My youngest boy is starting to say a lot of words now, some in English and some in Spanish. Like most kids just learning to talk, he doesn't speak very clearly, but you get a clear understanding of what he's saying.
I guess I'd always assumed that when kids are first learning how to talk, they still don't know how to formulate phrases very well, which is why they don't talk clearly. I never thought much about it; I just took it for granted. But the other possible explanation, which I hadn't consciously considered, is that babies do know how to say things correctly in theory, but the mechanics of moving their mouth doesn't allow them to articulate the phrase exactly.
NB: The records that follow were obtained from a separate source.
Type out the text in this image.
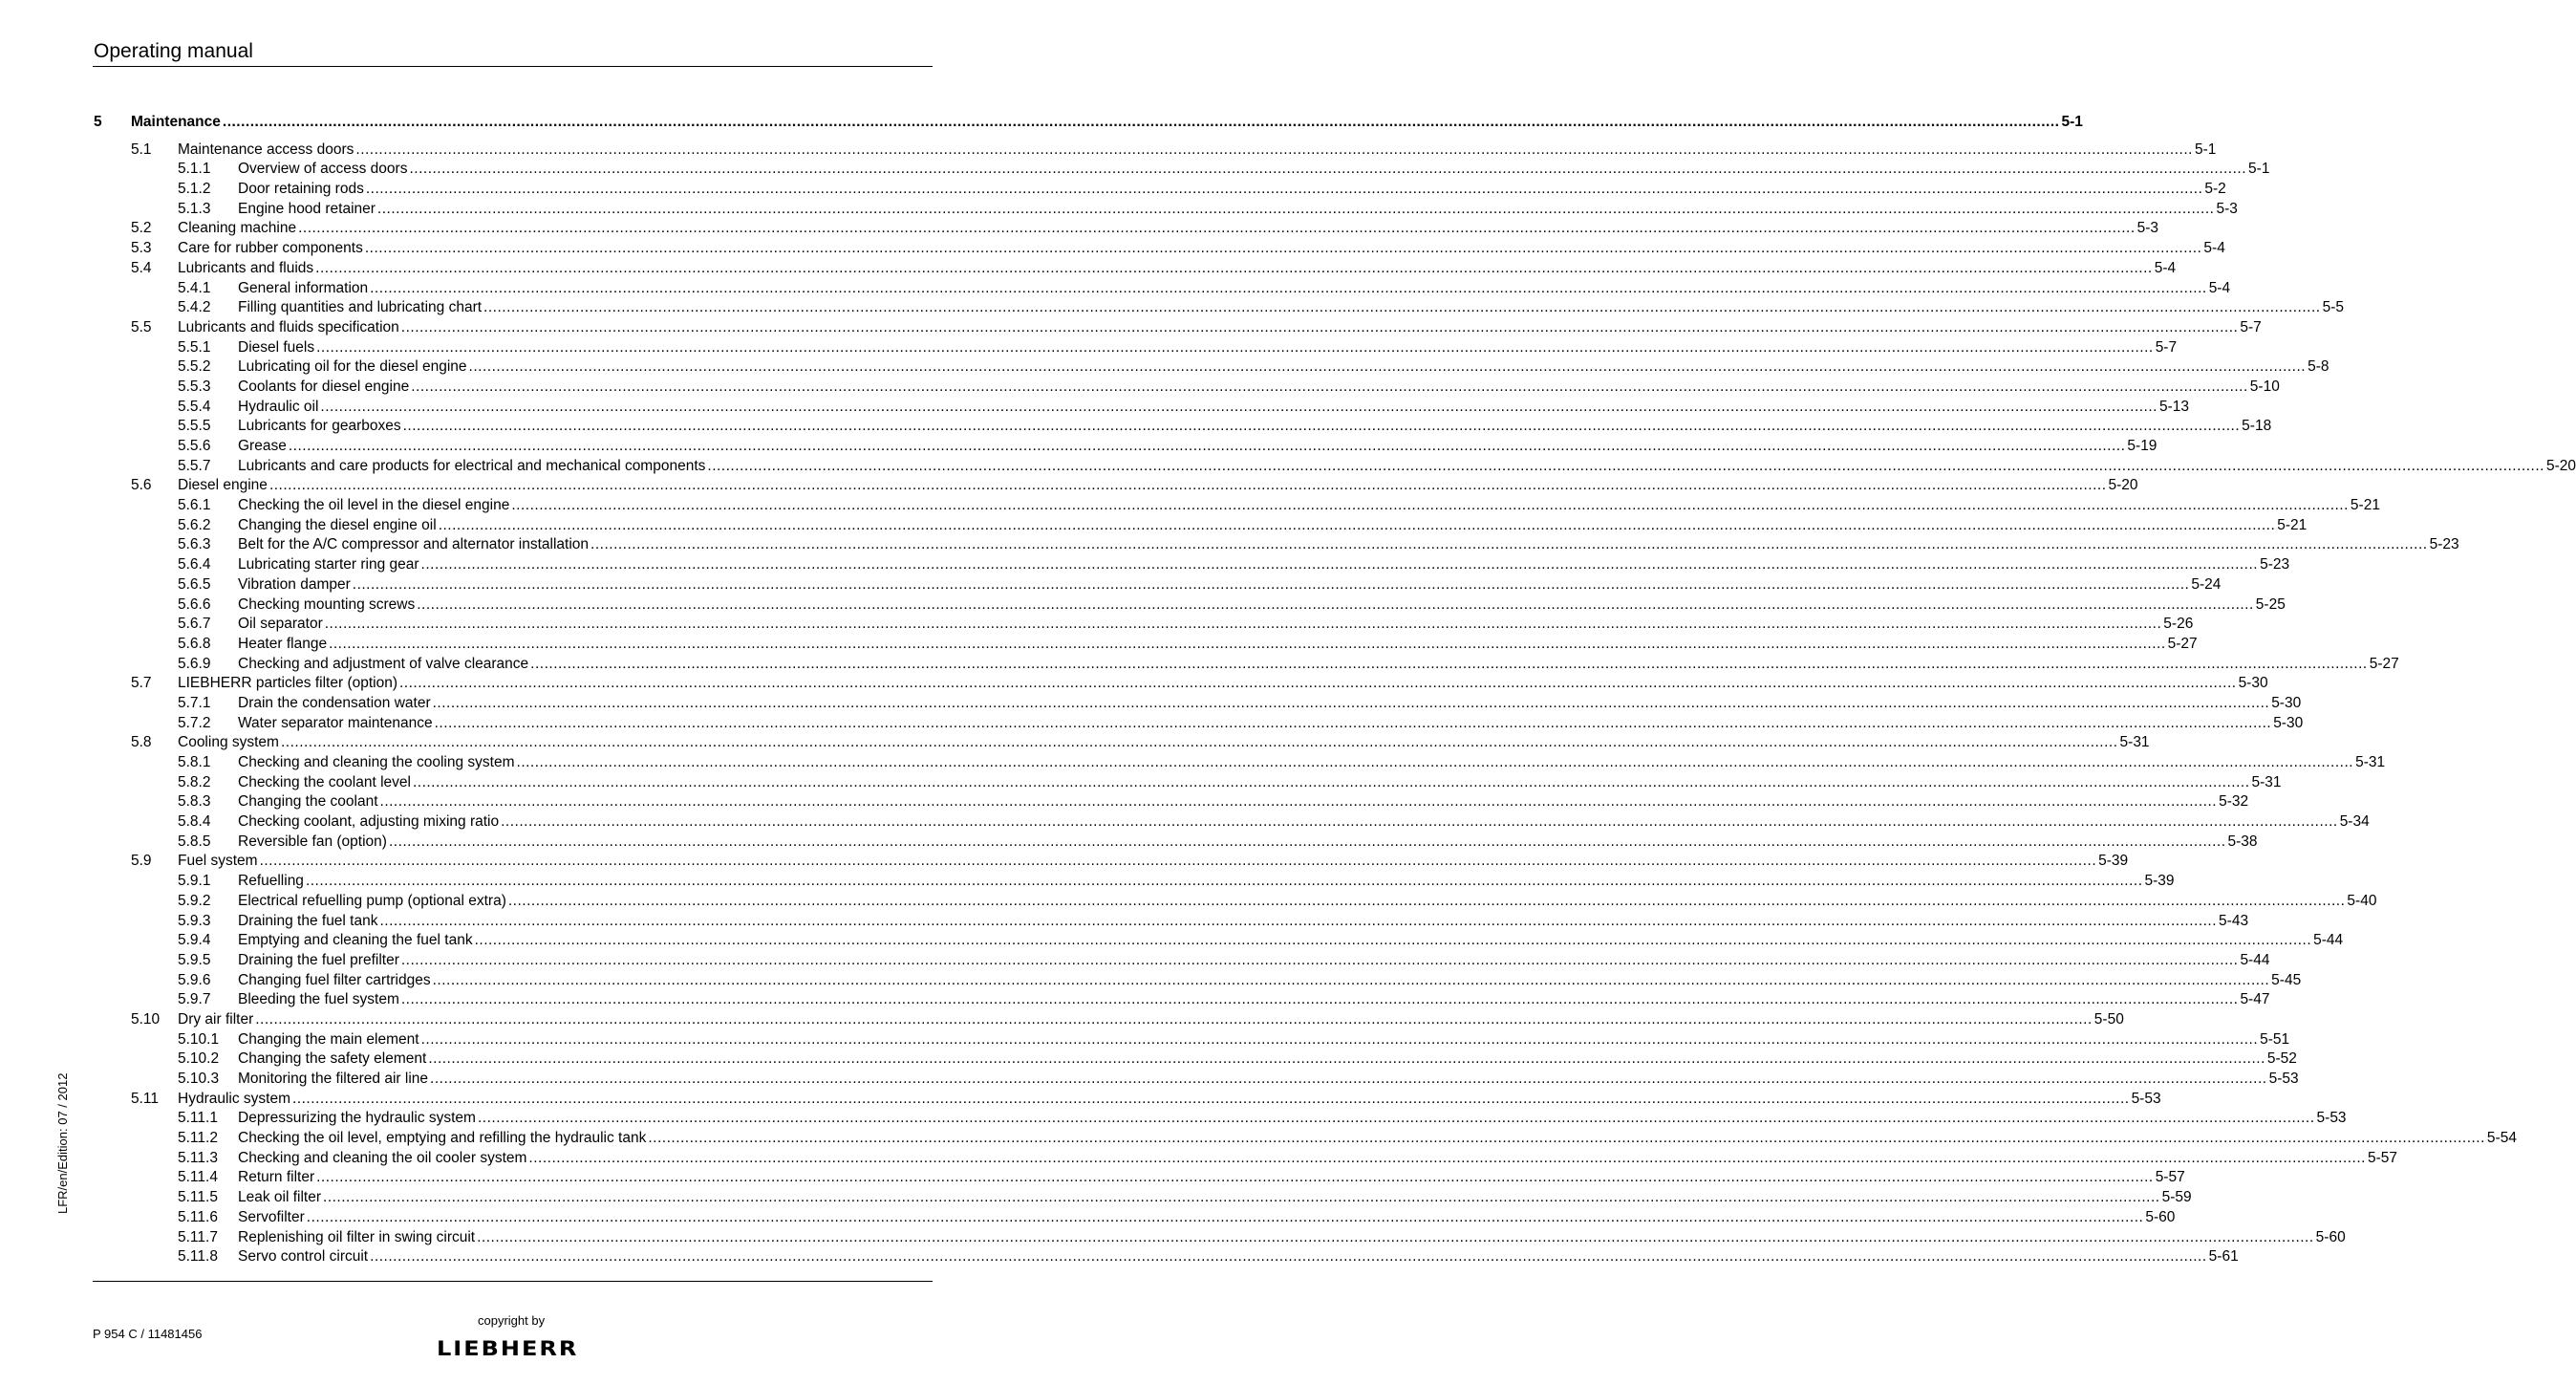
Operating manual
LFR/en/Edition: 07 / 2012
5 Maintenance ................................................................................................................................................................................................................................................................................................................................................................................................................ 5-1
5.1 Maintenance access doors ................................................................................................................................................................................................................................................................................................................................................................................................................ 5-1
5.1.1 Overview of access doors ................................................................................................................................................................................................................................................................................................................................................................................................................ 5-1
5.1.2 Door retaining rods ................................................................................................................................................................................................................................................................................................................................................................................................................ 5-2
5.1.3 Engine hood retainer ................................................................................................................................................................................................................................................................................................................................................................................................................ 5-3
5.2 Cleaning machine ................................................................................................................................................................................................................................................................................................................................................................................................................ 5-3
5.3 Care for rubber components ................................................................................................................................................................................................................................................................................................................................................................................................................ 5-4
5.4 Lubricants and fluids ................................................................................................................................................................................................................................................................................................................................................................................................................ 5-4
5.4.1 General information ................................................................................................................................................................................................................................................................................................................................................................................................................ 5-4
5.4.2 Filling quantities and lubricating chart ................................................................................................................................................................................................................................................................................................................................................................................................................ 5-5
5.5 Lubricants and fluids specification ................................................................................................................................................................................................................................................................................................................................................................................................................ 5-7
5.5.1 Diesel fuels ................................................................................................................................................................................................................................................................................................................................................................................................................ 5-7
5.5.2 Lubricating oil for the diesel engine ................................................................................................................................................................................................................................................................................................................................................................................................................ 5-8
5.5.3 Coolants for diesel engine ................................................................................................................................................................................................................................................................................................................................................................................................................ 5-10
5.5.4 Hydraulic oil ................................................................................................................................................................................................................................................................................................................................................................................................................ 5-13
5.5.5 Lubricants for gearboxes ................................................................................................................................................................................................................................................................................................................................................................................................................ 5-18
5.5.6 Grease ................................................................................................................................................................................................................................................................................................................................................................................................................ 5-19
5.5.7 Lubricants and care products for electrical and mechanical components ................................................................................................................................................................................................................................................................................................................................................................................................................ 5-20
5.6 Diesel engine ................................................................................................................................................................................................................................................................................................................................................................................................................ 5-20
5.6.1 Checking the oil level in the diesel engine ................................................................................................................................................................................................................................................................................................................................................................................................................ 5-21
5.6.2 Changing the diesel engine oil ................................................................................................................................................................................................................................................................................................................................................................................................................ 5-21
5.6.3 Belt for the A/C compressor and alternator installation ................................................................................................................................................................................................................................................................................................................................................................................................................ 5-23
5.6.4 Lubricating starter ring gear ................................................................................................................................................................................................................................................................................................................................................................................................................ 5-23
5.6.5 Vibration damper ................................................................................................................................................................................................................................................................................................................................................................................................................ 5-24
5.6.6 Checking mounting screws ................................................................................................................................................................................................................................................................................................................................................................................................................ 5-25
5.6.7 Oil separator ................................................................................................................................................................................................................................................................................................................................................................................................................ 5-26
5.6.8 Heater flange ................................................................................................................................................................................................................................................................................................................................................................................................................ 5-27
5.6.9 Checking and adjustment of valve clearance ................................................................................................................................................................................................................................................................................................................................................................................................................ 5-27
5.7 LIEBHERR particles filter (option) ................................................................................................................................................................................................................................................................................................................................................................................................................ 5-30
5.7.1 Drain the condensation water ................................................................................................................................................................................................................................................................................................................................................................................................................ 5-30
5.7.2 Water separator maintenance ................................................................................................................................................................................................................................................................................................................................................................................................................ 5-30
5.8 Cooling system ................................................................................................................................................................................................................................................................................................................................................................................................................ 5-31
5.8.1 Checking and cleaning the cooling system ................................................................................................................................................................................................................................................................................................................................................................................................................ 5-31
5.8.2 Checking the coolant level ................................................................................................................................................................................................................................................................................................................................................................................................................ 5-31
5.8.3 Changing the coolant ................................................................................................................................................................................................................................................................................................................................................................................................................ 5-32
5.8.4 Checking coolant, adjusting mixing ratio ................................................................................................................................................................................................................................................................................................................................................................................................................ 5-34
5.8.5 Reversible fan (option) ................................................................................................................................................................................................................................................................................................................................................................................................................ 5-38
5.9 Fuel system ................................................................................................................................................................................................................................................................................................................................................................................................................ 5-39
5.9.1 Refuelling ................................................................................................................................................................................................................................................................................................................................................................................................................ 5-39
5.9.2 Electrical refuelling pump (optional extra) ................................................................................................................................................................................................................................................................................................................................................................................................................ 5-40
5.9.3 Draining the fuel tank ................................................................................................................................................................................................................................................................................................................................................................................................................ 5-43
5.9.4 Emptying and cleaning the fuel tank ................................................................................................................................................................................................................................................................................................................................................................................................................ 5-44
5.9.5 Draining the fuel prefilter ................................................................................................................................................................................................................................................................................................................................................................................................................ 5-44
5.9.6 Changing fuel filter cartridges ................................................................................................................................................................................................................................................................................................................................................................................................................ 5-45
5.9.7 Bleeding the fuel system ................................................................................................................................................................................................................................................................................................................................................................................................................ 5-47
5.10 Dry air filter ................................................................................................................................................................................................................................................................................................................................................................................................................ 5-50
5.10.1 Changing the main element ................................................................................................................................................................................................................................................................................................................................................................................................................ 5-51
5.10.2 Changing the safety element ................................................................................................................................................................................................................................................................................................................................................................................................................ 5-52
5.10.3 Monitoring the filtered air line ................................................................................................................................................................................................................................................................................................................................................................................................................ 5-53
5.11 Hydraulic system ................................................................................................................................................................................................................................................................................................................................................................................................................ 5-53
5.11.1 Depressurizing the hydraulic system ................................................................................................................................................................................................................................................................................................................................................................................................................ 5-53
5.11.2 Checking the oil level, emptying and refilling the hydraulic tank ................................................................................................................................................................................................................................................................................................................................................................................................................ 5-54
5.11.3 Checking and cleaning the oil cooler system ................................................................................................................................................................................................................................................................................................................................................................................................................ 5-57
5.11.4 Return filter ................................................................................................................................................................................................................................................................................................................................................................................................................ 5-57
5.11.5 Leak oil filter ................................................................................................................................................................................................................................................................................................................................................................................................................ 5-59
5.11.6 Servofilter ................................................................................................................................................................................................................................................................................................................................................................................................................ 5-60
5.11.7 Replenishing oil filter in swing circuit ................................................................................................................................................................................................................................................................................................................................................................................................................ 5-60
5.11.8 Servo control circuit ................................................................................................................................................................................................................................................................................................................................................................................................................ 5-61
P 954 C / 11481456
copyright by
LIEBHERR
My experience with Paulo is making me think that this second explanation is more accurate. Because dig this: Paulo conjugates things correctly in Spanish. When he can't do something, he says, "No puedo". Not very clearly, not with thespian diction, but there's no confusing it for "no puede", "no podemos", etc. When a thing falls, he says, "se cayó", again conjugated perfectly. One could assume this is because these are set phrases he hears a lot, so he's just repeating the most common conjugation he knows. But no, because he sometimes uses these and other verbs with other pronouns and in other tenses, and still conjugates them correctly.
To anyone who's studied another language, you'll know that it's really difficult to learn all the right conjugations and nail them every time. It's a mix of conscious and unconscious effort, but if you're doing it correctly, there's no doubt that there is a complex, abstract mental process involved. So hearing my little boy gurgle out correct conjugations really blows me away, because it means that in his mind he is speaking complete, perfect phrases, and it's just the physical speech apparatus that needs to catch up. The mental part, which we'd normally assume is the more difficult and the later to bloom, is way ahead of the physical part in this case.
Anyway, I just thought that was a cool discovery. Thanks Paulo.